More than 13,000 mining operations across the U.S. were screened by the agency. Comparatively, MSHA identified 51 mines that met the criteria at the time the outlines were launched in 2010, and five years later that figure dropped to one.
“MSHA’s actions have helped drive better compliance well beyond just the mines that met the criteria for further consideration for a POV notice,” said Joseph Main, assistant secretary of labor for mine safety and health.
“For the 200 mines with the most significant and substantial (S&S) violations, those violations dropped 54% between 2010 and 2016. These same mines also saw a 38% reduction in total violations, and a 64% decrease in elevated enforcement actions, such as closure orders for imminent dangers or unwarrantable failures to comply with health and safety standards. We have seen a cultural change in the mining industry where high numbers of serious violations at mines are no longer tolerated.”
Main also noted that there have been significant improvements in violation and injury rates at mines previously falling into POV; S&S violations declined 66%, unwarrantable failure violations decreased 84%, total violations fell 42% and the rate of lost-time injures reported by operators dropped 55%.
The POV provision was initially part of the Federal mine Safety and Health Act of 1977, also known as the Mine Act.

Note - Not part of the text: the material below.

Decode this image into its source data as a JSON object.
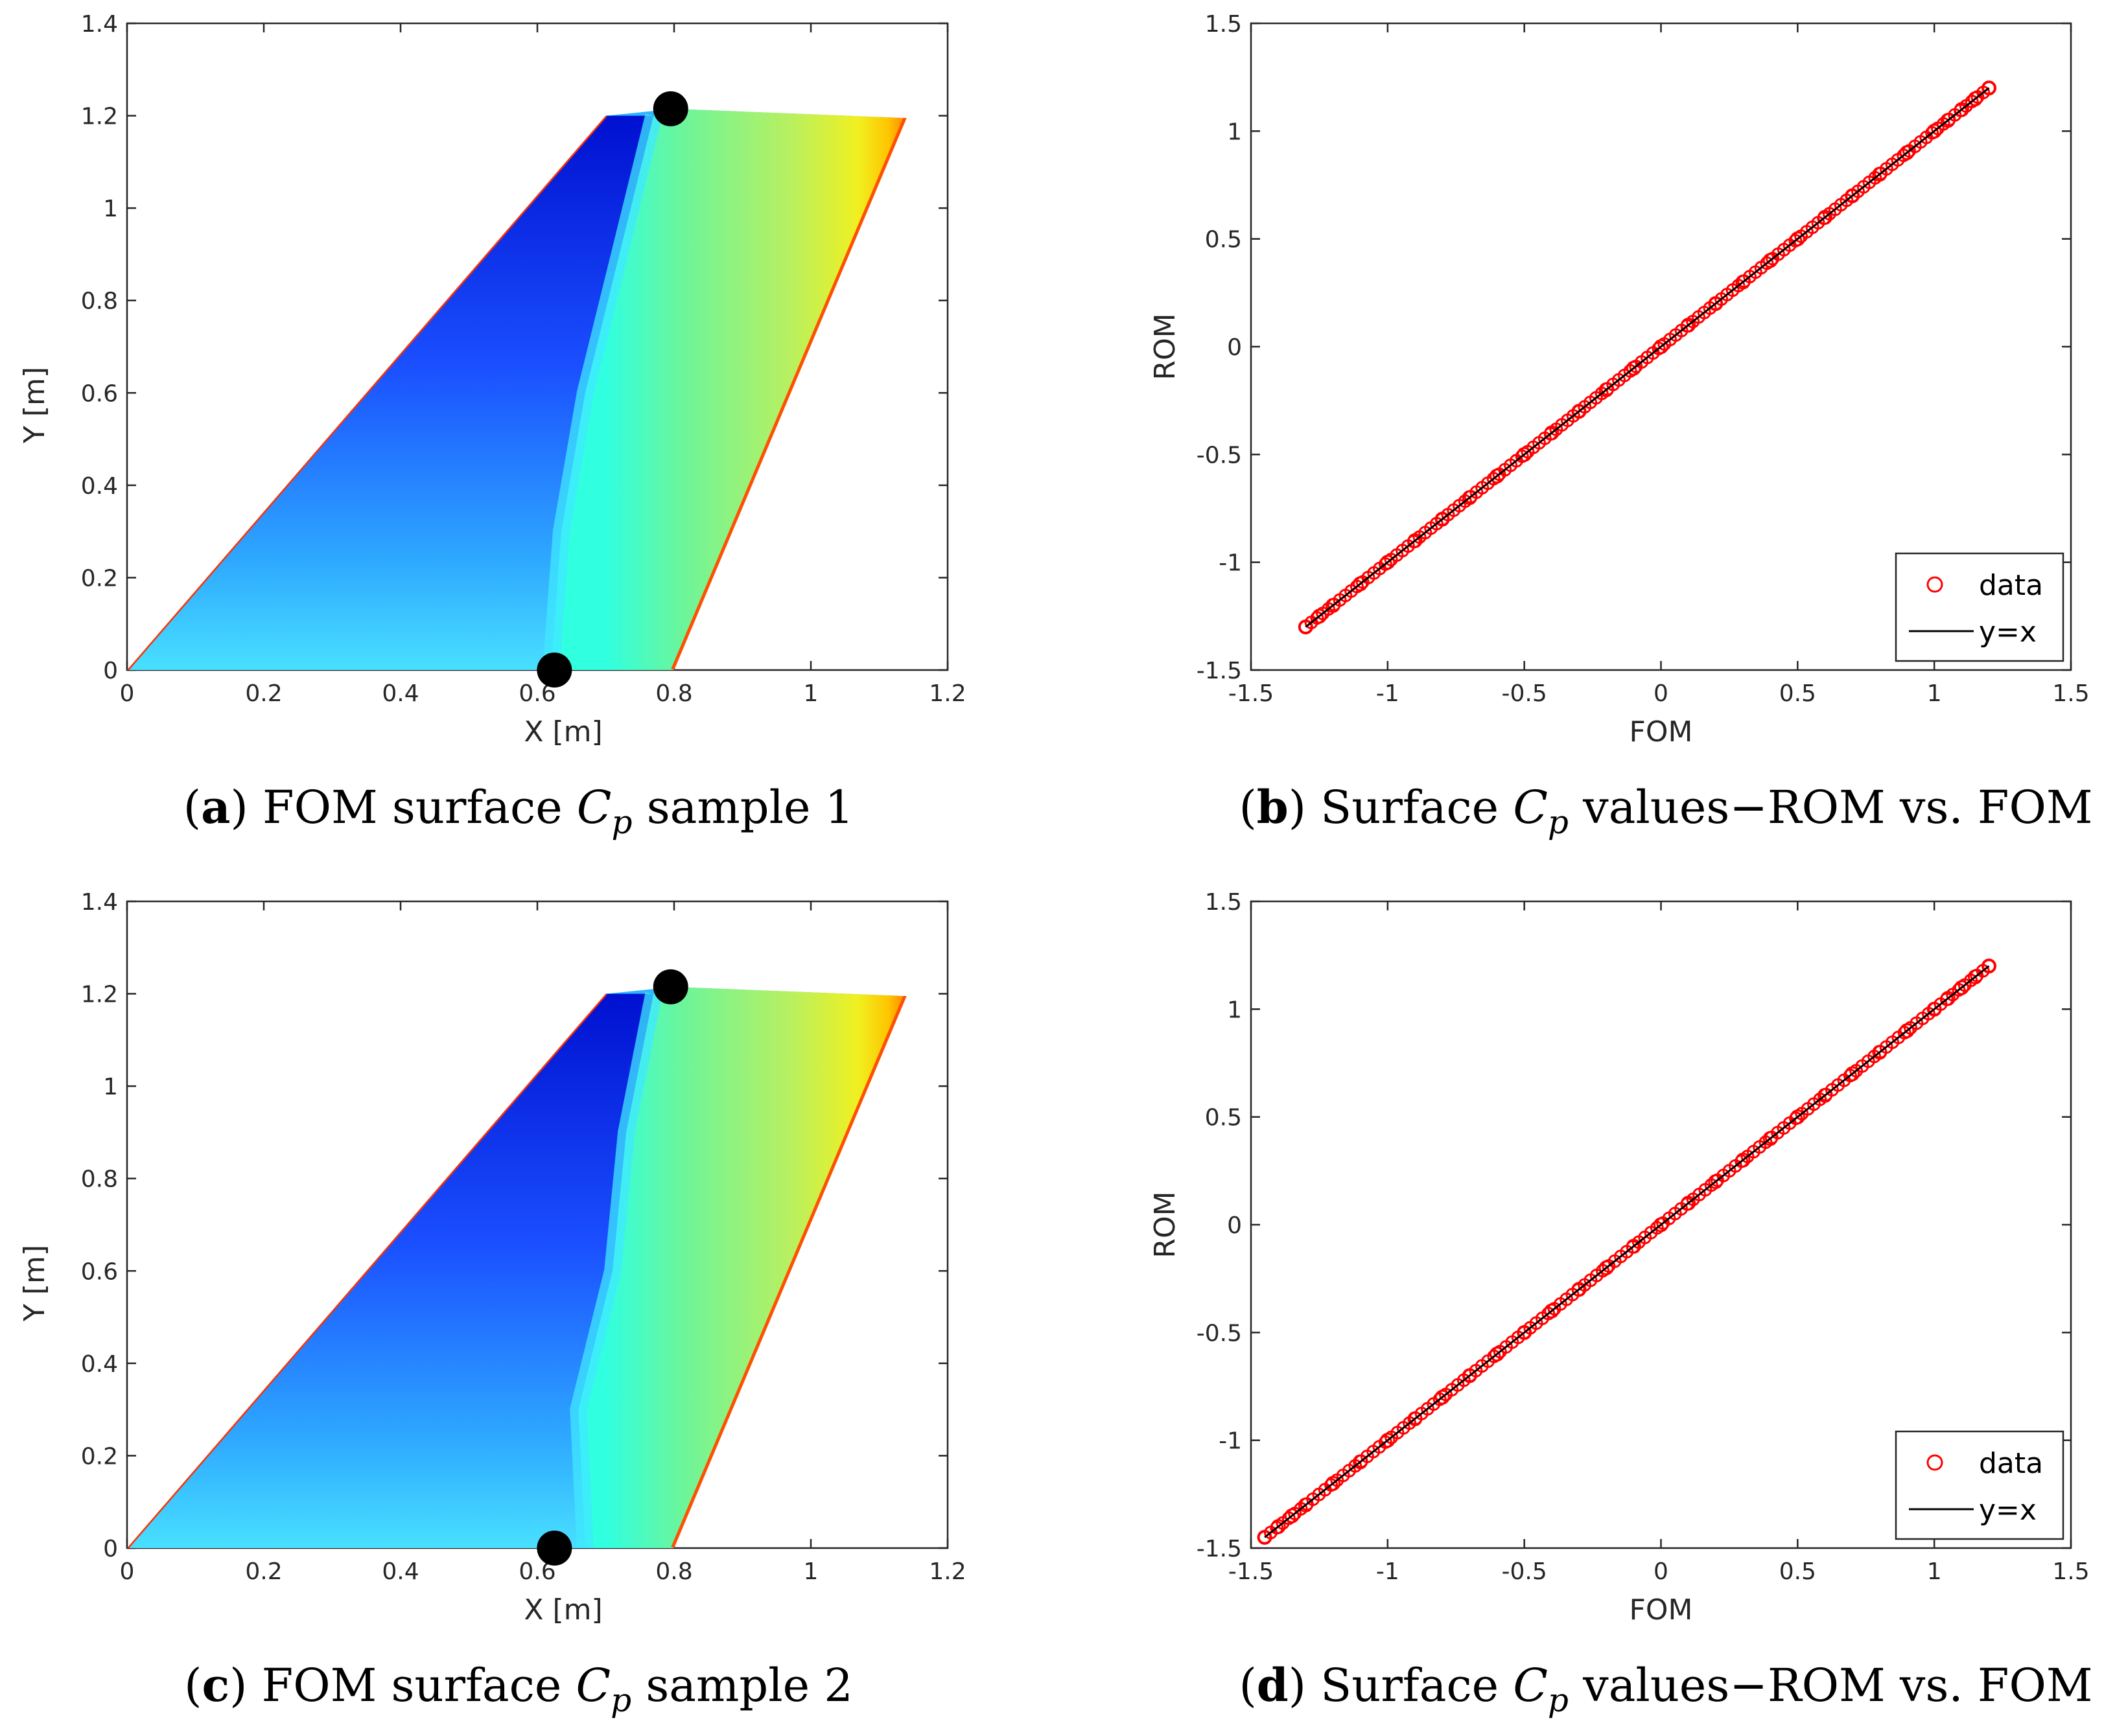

MSHA now calls it one of their toughest enforcement tools in the interest of mine safety, used to target chronic violators and encourage greater compliance for mines nationwide.
Since the 2010 reforms, MSHA has also published a final POV rule allowing it to consider mitigating circumstances before issuing a POV notice. That rule, put into place in 2013, also encourages U.S. mines to implement corrective action programs if approaching POV status.